Sono state la nostra ancora di salvezza nella crisi economica. Senza la forza delle esportazioni italiane verso il resto del mondo la recessione che ha colpito l’Italia dal 2008 a oggi a fasi alterne sarebbe stata molto peggiore.
Certamente un modello di crescita, o minore calo del PIL, basato solo sull’export ha portato a uno squilibrio nella nostra economia, con il Nord, dove le aziende esportatrici sono più presenti, molto meno colpito del Sud dalla crisi, tuttavia per lunghi anni è stato l’unico disponibile. Ora però le cose stanno cambiando
Esportazioni italiane in calo nel terzo trimestre
Una prosecuzione dell’aumento dell’export è alle basi del DEF (Documento Economico Finanziario), in cui è stato anche inserita la previsione di aumento del PIL dello 0,7% per il 2015 e del 1,4% per il 2016.
Come vediamo di seguito è stato immaginato che le esportazioni saliranno ancora di un altro 3,8% quest’anno e di un 4% l’anno prossimo contribuendo, se calcolate al netto delle importazioni, a un aumento dello 0,4% del PIL quest’anno. Ovvero la metà delle speranze di crescita dell’Italia sono dovute a questa variabile
Ebbene ci sono dei problemi, perchè gli ultimi dati pubblicati dall’ISTAT sembrano segnalare che il motore si è fermato, le esportazioni hanno rallentato e nell’ultimo trimestre, quello estivo, sono addirittura in calo.
Non conta tanto il dato che riguarda il confronto tra luglio e agosto, ma il confronto tra il terzo e il secondo trimestre, che vede un calo delle esportazioni italiane del 1,6%, trainate dal crollo dell’export verso le destinazioni extraeuropee, quelle che finora erano andate meglio.

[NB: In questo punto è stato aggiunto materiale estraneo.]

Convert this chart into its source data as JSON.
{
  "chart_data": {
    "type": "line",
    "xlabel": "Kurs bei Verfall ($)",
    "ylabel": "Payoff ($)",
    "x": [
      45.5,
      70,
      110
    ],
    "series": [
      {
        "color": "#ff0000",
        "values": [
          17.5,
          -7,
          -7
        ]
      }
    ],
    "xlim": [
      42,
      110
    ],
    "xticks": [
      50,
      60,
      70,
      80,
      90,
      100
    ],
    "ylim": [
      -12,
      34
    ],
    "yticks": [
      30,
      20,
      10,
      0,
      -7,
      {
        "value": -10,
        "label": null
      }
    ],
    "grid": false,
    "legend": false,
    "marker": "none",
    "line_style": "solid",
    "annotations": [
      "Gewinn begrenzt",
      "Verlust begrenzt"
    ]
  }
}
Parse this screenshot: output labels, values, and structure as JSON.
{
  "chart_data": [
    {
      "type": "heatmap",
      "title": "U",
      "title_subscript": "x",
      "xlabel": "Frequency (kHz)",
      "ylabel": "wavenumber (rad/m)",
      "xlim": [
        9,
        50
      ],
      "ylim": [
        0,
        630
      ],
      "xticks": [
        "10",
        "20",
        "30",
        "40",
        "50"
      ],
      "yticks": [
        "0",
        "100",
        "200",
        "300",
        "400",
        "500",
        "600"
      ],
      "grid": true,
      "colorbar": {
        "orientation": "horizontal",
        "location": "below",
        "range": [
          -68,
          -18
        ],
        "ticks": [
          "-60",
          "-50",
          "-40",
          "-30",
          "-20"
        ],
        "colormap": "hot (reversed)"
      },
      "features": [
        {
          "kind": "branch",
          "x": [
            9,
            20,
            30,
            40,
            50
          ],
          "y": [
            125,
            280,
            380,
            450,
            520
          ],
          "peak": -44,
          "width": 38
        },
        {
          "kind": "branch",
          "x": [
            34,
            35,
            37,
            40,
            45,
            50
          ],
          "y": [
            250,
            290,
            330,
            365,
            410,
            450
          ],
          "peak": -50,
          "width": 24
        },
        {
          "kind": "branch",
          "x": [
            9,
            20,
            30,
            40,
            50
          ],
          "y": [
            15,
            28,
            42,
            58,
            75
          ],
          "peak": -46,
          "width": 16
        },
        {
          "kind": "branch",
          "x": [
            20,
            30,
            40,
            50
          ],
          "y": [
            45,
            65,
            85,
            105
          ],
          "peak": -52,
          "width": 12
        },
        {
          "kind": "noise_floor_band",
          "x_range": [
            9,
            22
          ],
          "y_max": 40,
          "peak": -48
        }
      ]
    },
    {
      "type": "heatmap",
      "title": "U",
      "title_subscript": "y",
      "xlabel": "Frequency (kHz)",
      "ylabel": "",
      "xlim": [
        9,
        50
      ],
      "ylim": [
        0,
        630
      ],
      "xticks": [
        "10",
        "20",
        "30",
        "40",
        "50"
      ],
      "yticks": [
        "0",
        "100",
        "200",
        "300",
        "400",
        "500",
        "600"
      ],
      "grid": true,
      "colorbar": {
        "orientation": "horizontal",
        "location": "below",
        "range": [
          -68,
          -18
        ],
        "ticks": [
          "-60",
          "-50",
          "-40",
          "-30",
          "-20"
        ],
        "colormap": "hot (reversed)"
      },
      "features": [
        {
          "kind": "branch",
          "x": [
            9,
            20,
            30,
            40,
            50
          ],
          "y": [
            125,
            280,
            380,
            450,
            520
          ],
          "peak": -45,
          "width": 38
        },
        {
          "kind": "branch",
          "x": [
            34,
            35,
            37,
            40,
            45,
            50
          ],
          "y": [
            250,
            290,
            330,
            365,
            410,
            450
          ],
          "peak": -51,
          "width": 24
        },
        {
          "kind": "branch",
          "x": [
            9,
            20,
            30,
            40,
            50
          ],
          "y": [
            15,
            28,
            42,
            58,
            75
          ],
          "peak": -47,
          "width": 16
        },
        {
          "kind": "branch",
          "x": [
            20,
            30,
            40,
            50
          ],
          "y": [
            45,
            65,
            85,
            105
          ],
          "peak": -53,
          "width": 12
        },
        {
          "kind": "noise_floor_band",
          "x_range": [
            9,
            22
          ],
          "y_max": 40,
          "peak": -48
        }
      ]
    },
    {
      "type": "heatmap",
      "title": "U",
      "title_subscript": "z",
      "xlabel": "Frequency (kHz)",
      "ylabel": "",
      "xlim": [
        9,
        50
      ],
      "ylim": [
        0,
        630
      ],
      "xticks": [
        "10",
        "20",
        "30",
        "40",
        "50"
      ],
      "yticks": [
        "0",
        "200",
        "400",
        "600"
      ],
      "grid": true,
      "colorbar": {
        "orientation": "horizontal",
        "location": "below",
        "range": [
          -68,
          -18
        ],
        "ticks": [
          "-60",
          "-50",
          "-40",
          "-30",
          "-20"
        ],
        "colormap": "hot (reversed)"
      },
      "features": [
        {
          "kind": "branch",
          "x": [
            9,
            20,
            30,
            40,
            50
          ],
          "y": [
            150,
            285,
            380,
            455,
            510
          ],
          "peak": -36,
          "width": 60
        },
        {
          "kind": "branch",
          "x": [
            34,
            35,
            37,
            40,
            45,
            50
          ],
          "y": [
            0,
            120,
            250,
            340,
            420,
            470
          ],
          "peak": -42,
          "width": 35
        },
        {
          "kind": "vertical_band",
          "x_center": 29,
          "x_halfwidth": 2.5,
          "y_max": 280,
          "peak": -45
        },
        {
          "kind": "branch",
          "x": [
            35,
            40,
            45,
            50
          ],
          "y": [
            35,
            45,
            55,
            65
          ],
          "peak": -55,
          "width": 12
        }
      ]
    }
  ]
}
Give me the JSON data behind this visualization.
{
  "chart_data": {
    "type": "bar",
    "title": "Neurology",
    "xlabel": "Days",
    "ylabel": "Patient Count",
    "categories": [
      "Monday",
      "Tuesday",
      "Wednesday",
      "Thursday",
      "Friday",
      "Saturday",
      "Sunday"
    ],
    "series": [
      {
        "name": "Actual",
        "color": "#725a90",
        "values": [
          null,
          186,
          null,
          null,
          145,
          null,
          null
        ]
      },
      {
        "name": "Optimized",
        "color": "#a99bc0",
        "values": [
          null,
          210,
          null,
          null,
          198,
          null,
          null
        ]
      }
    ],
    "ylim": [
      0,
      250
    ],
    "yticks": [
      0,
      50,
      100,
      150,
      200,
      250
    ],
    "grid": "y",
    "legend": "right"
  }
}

Nel frattempo le importazioni aumentano dello 0,3%
Questo calo arriva dopo anni di aumento, come vediamo dalle curve dell’ISTAT, che anche per questo mostrano un’inversione di tendenza che non si può non notare
Esportazioni italiane: in crollo l’export in Russia e Asia
Cosa è successo? Non si tratta solo di una fisiologica diminuzione della bilancia commerciale a causa della ripresa delle importazioni trainate da dei consumi finalmente in aumento, ma proprio di un calo delle vendite delle aziende italiane all’estero.
Questo accade come abbiamo visto proprio con i Paesi extraeuropei, quelli verso cui l’export era salito maggiormente e riguarda i beni strumentali (-4,7%), quelli che più avevano arriso alle esportazioni italiane.
Vi è da dire che non sembra esserci una perdita di competitività italiana, visto che il commercio con la UE risulta in crescita, e certamente si tratta di un mercato concorrenziale, e forse comincia a farsi sentire il differenziale di inflazione tra l’Italia e altri Paesi forti, finalmente da noi il costo della vita è inferiore alla media europea infatti.
No, il problema sono gli shock esterni in Paesi che finora erano stati fuori all’Europa nostri buoni clienti.
Lo vediamo in questi dati ISTAT che confrontano le esportazioni italiane a settembre 2015 e 2014
In primo piano la Russia, con cui da alcuni anni abbiamo rapporti strettissimi, e che aveva visto le importazioni dall’Italia toccare i 10 miliardi nel 2013, ma che ora subisce le sanzioni UE, non a caso osteggiate in Italia da molte forze politiche, soprattutto del centrodestra.
Quest’anno il Paese di Putin soffre un crollo del PIL, del 4,6%, che si traduce in un calo delle esportazioni italiane del 24,4 tra settembre 2015 e settembre 2014, ancora di più se il confronto è tra i primi 9 mesi di quest’anno e dello scorso.
Un crollo del 17,5% anche delle esportazioninei Paesi OPEC, e quasi del 10% verso Cina, altro Paese in forte rallentamento.
Buone notizie solo dagli USA, con un aumento del 18,2% delle esportazioni italiane.
Tutto ciò accade in un momento di debolezza dell’euro nei confronti del dollaro, che però non si traduce in un vantaggio, vista anche la “guerra delle monete” tra i Paesi in cui ognuno, in primis i Paesi emergenti, vogliono indebolire a loro volta le proprie divise verso il dollaro stesso.
Vedremo ora se e come questo calo delle esportazioni italiane influenzerà la crescita del nostro PIL per quest’anno e il prossimo.
Dobbiamo abituarci ad aumentare la produttività ed i margini delle nostre imprese, irrobustirle, senza dipendere eccessivamente da panorami mondiali in veloce e costante mutamento.